Warum ein PKV-Vergleich nicht mit dem Beitrag beginnt

Private Krankenversicherung und gesetzliche Krankenversicherung folgen unterschiedlichen Systemen. Ein niedriger Startbeitrag beantwortet weder die Leistungsfrage noch die Auswirkungen auf Familie, Verdienstausfall und Ruhestand.

Eine tragfähige Entscheidung beginnt deshalb mit dem Versicherungsstatus und der Lebensplanung. Erst wenn diese Grundlagen geklärt sind, lässt sich beurteilen, welche Tarifleistungen relevant sind und welches Budget dauerhaft zur Verfügung stehen sollte.

1. Besteht überhaupt Wahlfreiheit?

Selbstständige, die nicht der Versicherungspflicht in der gesetzlichen Krankenversicherung unterliegen, können grundsätzlich zwischen freiwilliger GKV und PKV wählen. Bei Beschäftigten ist die jeweils geltende Jahresarbeitsentgeltgrenze maßgeblich.

Im Jahr 2026 liegt die allgemeine Jahresarbeitsentgeltgrenze bei 77.400 Euro. Die Grenze wird regelmäßig angepasst. Bei einem bestehenden Beschäftigungsverhältnis endet die Versicherungspflicht zudem nicht allein deshalb, weil das Einkommen einmalig die Grenze überschreitet.

Bei Geschäftsführern kann zusätzlich der sozialversicherungsrechtliche Status eine Rolle spielen. Beteiligung, Stimmrechte und tatsächliche Rechtsmacht müssen getrennt vom bloßen Titel „Geschäftsführer“ betrachtet werden.

Direktquellen: [1] Bundesgesundheitsministerium: Versicherte in der gesetzlichen Krankenversicherung · [3] Deutsche Rentenversicherung: Geschäftsführer einer GmbH · [4] Sozialgesetzbuch V

2. Welche Leistungen sind dauerhaft wichtig?
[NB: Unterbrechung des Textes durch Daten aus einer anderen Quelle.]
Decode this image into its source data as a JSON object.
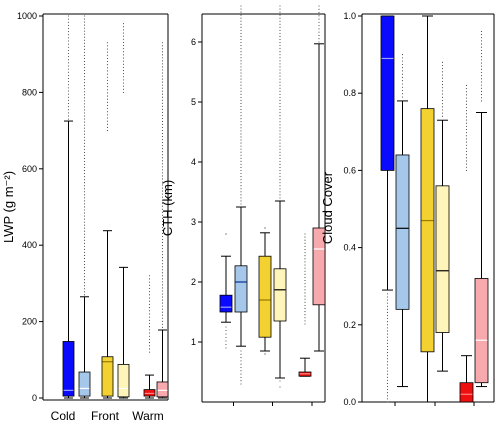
{
  "chart_data": [
    {
      "type": "box",
      "ylabel": "LWP (g m⁻²)",
      "ylim": [
        0,
        1000
      ],
      "yticks": [
        0,
        200,
        400,
        600,
        800,
        1000
      ],
      "group_labels": [
        "Cold",
        "Front",
        "Warm"
      ],
      "boxes": [
        {
          "group": "Cold",
          "color": "#0a0aff",
          "median_color": "#9aa0ff",
          "q1": 5,
          "median": 20,
          "q3": 148,
          "whisker_low": 0,
          "whisker_high": 725,
          "outliers_from": 730,
          "outliers_to": 1000
        },
        {
          "group": "Cold",
          "color": "#a5c8ea",
          "median_color": "#ffffff",
          "q1": 5,
          "median": 25,
          "q3": 68,
          "whisker_low": 0,
          "whisker_high": 265,
          "outliers_from": 270,
          "outliers_to": 1000
        },
        {
          "group": "Front",
          "color": "#f2d130",
          "median_color": "#9a7a00",
          "q1": 5,
          "median": 95,
          "q3": 108,
          "whisker_low": 0,
          "whisker_high": 438,
          "outliers_from": 700,
          "outliers_to": 930
        },
        {
          "group": "Front",
          "color": "#fff5bb",
          "median_color": "#ffffff",
          "q1": 3,
          "median": 25,
          "q3": 88,
          "whisker_low": 0,
          "whisker_high": 342,
          "outliers_from": 800,
          "outliers_to": 980
        },
        {
          "group": "Warm",
          "color": "#ee1010",
          "median_color": "#ff8080",
          "q1": 5,
          "median": 12,
          "q3": 22,
          "whisker_low": 0,
          "whisker_high": 60,
          "outliers_from": 120,
          "outliers_to": 320
        },
        {
          "group": "Warm",
          "color": "#f7a9ad",
          "median_color": "#ffffff",
          "q1": 3,
          "median": 20,
          "q3": 42,
          "whisker_low": 0,
          "whisker_high": 178,
          "outliers_from": 185,
          "outliers_to": 930
        }
      ]
    },
    {
      "type": "box",
      "ylabel": "CTH (km)",
      "ylim": [
        0,
        6.6
      ],
      "yticks": [
        1,
        2,
        3,
        4,
        5,
        6
      ],
      "boxes": [
        {
          "color": "#0a0aff",
          "median_color": "#9aa0ff",
          "q1": 1.5,
          "median": 1.58,
          "q3": 1.78,
          "whisker_low": 1.33,
          "whisker_high": 2.43,
          "outliers_from": 0.9,
          "outliers_to": 1.25,
          "outliers_high_from": 2.8,
          "outliers_high_to": 2.8
        },
        {
          "color": "#a5c8ea",
          "median_color": "#003399",
          "q1": 1.5,
          "median": 2.0,
          "q3": 2.27,
          "whisker_low": 0.93,
          "whisker_high": 3.25,
          "outliers_from": 3.3,
          "outliers_to": 6.6,
          "outliers_low_from": 0.3,
          "outliers_low_to": 0.85
        },
        {
          "color": "#f2d130",
          "median_color": "#9a7a00",
          "q1": 1.08,
          "median": 1.7,
          "q3": 2.43,
          "whisker_low": 0.85,
          "whisker_high": 2.82,
          "outliers_from": 2.9,
          "outliers_to": 2.9,
          "outliers_low_from": 0.8,
          "outliers_low_to": 0.8
        },
        {
          "color": "#fff5bb",
          "median_color": "#000000",
          "q1": 1.35,
          "median": 1.87,
          "q3": 2.22,
          "whisker_low": 0.4,
          "whisker_high": 3.35,
          "outliers_from": 3.4,
          "outliers_to": 6.6,
          "outliers_low_from": 0.25,
          "outliers_low_to": 0.35
        },
        {
          "color": "#ee1010",
          "median_color": "#ff8080",
          "q1": 0.43,
          "median": 0.47,
          "q3": 0.5,
          "whisker_low": 0.43,
          "whisker_high": 0.73,
          "outliers_from": 1.3,
          "outliers_to": 2.8
        },
        {
          "color": "#f7a9ad",
          "median_color": "#ffffff",
          "q1": 1.62,
          "median": 2.55,
          "q3": 2.9,
          "whisker_low": 0.85,
          "whisker_high": 5.97,
          "outliers_from": 6.0,
          "outliers_to": 6.6
        }
      ]
    },
    {
      "type": "box",
      "ylabel": "Cloud Cover",
      "ylim": [
        0,
        1.0
      ],
      "yticks": [
        0.0,
        0.2,
        0.4,
        0.6,
        0.8,
        1.0
      ],
      "boxes": [
        {
          "color": "#0a0aff",
          "median_color": "#9aa0ff",
          "q1": 0.6,
          "median": 0.89,
          "q3": 1.0,
          "whisker_low": 0.29,
          "whisker_high": 1.0,
          "outliers_from": 0.0,
          "outliers_to": 0.28
        },
        {
          "color": "#a5c8ea",
          "median_color": "#000000",
          "q1": 0.24,
          "median": 0.45,
          "q3": 0.64,
          "whisker_low": 0.04,
          "whisker_high": 0.78,
          "outliers_from": 0.79,
          "outliers_to": 0.9
        },
        {
          "color": "#f2d130",
          "median_color": "#9a7a00",
          "q1": 0.13,
          "median": 0.47,
          "q3": 0.76,
          "whisker_low": 0.0,
          "whisker_high": 1.0,
          "outliers_from": 0,
          "outliers_to": 0
        },
        {
          "color": "#fff5bb",
          "median_color": "#000000",
          "q1": 0.18,
          "median": 0.34,
          "q3": 0.56,
          "whisker_low": 0.08,
          "whisker_high": 0.73,
          "outliers_from": 0.74,
          "outliers_to": 0.88
        },
        {
          "color": "#ee1010",
          "median_color": "#ff8080",
          "q1": 0.0,
          "median": 0.02,
          "q3": 0.05,
          "whisker_low": 0.0,
          "whisker_high": 0.12,
          "outliers_from": 0.6,
          "outliers_to": 0.82
        },
        {
          "color": "#f7a9ad",
          "median_color": "#ffffff",
          "q1": 0.05,
          "median": 0.16,
          "q3": 0.32,
          "whisker_low": 0.04,
          "whisker_high": 0.75,
          "outliers_from": 0.78,
          "outliers_to": 0.96
        }
      ]
    }
  ]
}
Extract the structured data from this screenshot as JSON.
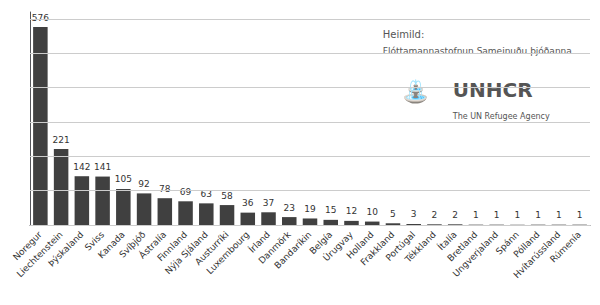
{
  "chart_data": {
    "type": "bar",
    "categories": [
      "Noregur",
      "Liechtenstein",
      "Þýskaland",
      "Sviss",
      "Kanada",
      "Svíþjóð",
      "Ástralía",
      "Finnland",
      "Nýja Sjáland",
      "Austurríki",
      "Luxembourg",
      "Írland",
      "Danmörk",
      "Bandaríkin",
      "Belgía",
      "Úrugvay",
      "Holland",
      "Frakkland",
      "Portúgal",
      "Tékkland",
      "Ítalía",
      "Bretland",
      "Ungverjaland",
      "Spánn",
      "Pólland",
      "Hvítarússland",
      "Rúmenía"
    ],
    "values": [
      576,
      221,
      142,
      141,
      105,
      92,
      78,
      69,
      63,
      58,
      36,
      37,
      23,
      19,
      15,
      12,
      10,
      5,
      3,
      2,
      2,
      1,
      1,
      1,
      1,
      1,
      1
    ],
    "color": "#404040",
    "ylim": [
      0,
      620
    ],
    "yticks": [
      0,
      100,
      200,
      300,
      400,
      500,
      600
    ],
    "grid": true,
    "tick_labels": "x",
    "data_labels": true,
    "annotations": [
      "Heimild:",
      "Flóttamannastofnun Sameinuðu þjóðanna",
      "UNHCR",
      "The UN Refugee Agency",
      "⛲"
    ]
  }
}
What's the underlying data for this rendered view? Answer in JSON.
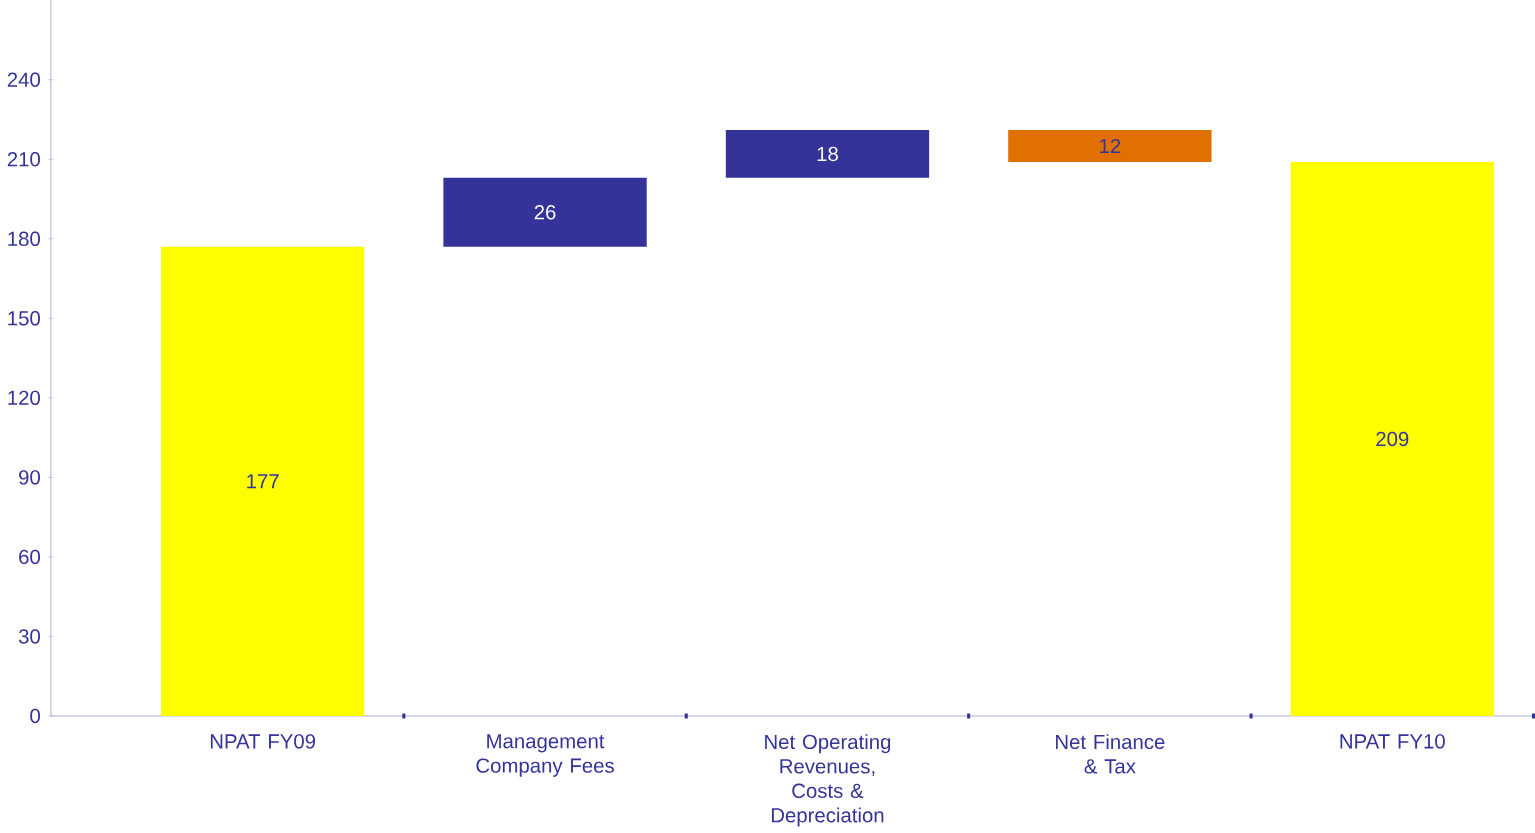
{
  "chart_data": {
    "type": "bar",
    "categories": [
      "NPAT FY09",
      "Management Company Fees",
      "Net Operating Revenues, Costs & Depreciation",
      "Net Finance & Tax",
      "NPAT FY10"
    ],
    "values": [
      177,
      26,
      18,
      -12,
      209
    ],
    "base": [
      0,
      177,
      203,
      221,
      0
    ],
    "colors": [
      "#ffff00",
      "#333399",
      "#333399",
      "#e07000",
      "#ffff00"
    ],
    "value_labels": [
      "177",
      "26",
      "18",
      "12",
      "209"
    ],
    "ylim": [
      0,
      270
    ],
    "yticks": [
      0,
      30,
      60,
      90,
      120,
      150,
      180,
      210,
      240
    ],
    "grid": false
  }
}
Tarife unterscheiden sich nicht nur bei Komfortleistungen. Relevant sind unter anderem Hilfsmittel, Psychotherapie, Arzneimittel, Zahnbehandlung, stationäre Versorgung, Reha, Anschlussheilbehandlung und Erstattung oberhalb bestimmter Gebührenrahmen.

Entscheidend sind die Versicherungsbedingungen. Wer nur mit Leistungsübersichten arbeitet, übersieht häufig Begrenzungen, Fristen oder Genehmigungsvoraussetzungen.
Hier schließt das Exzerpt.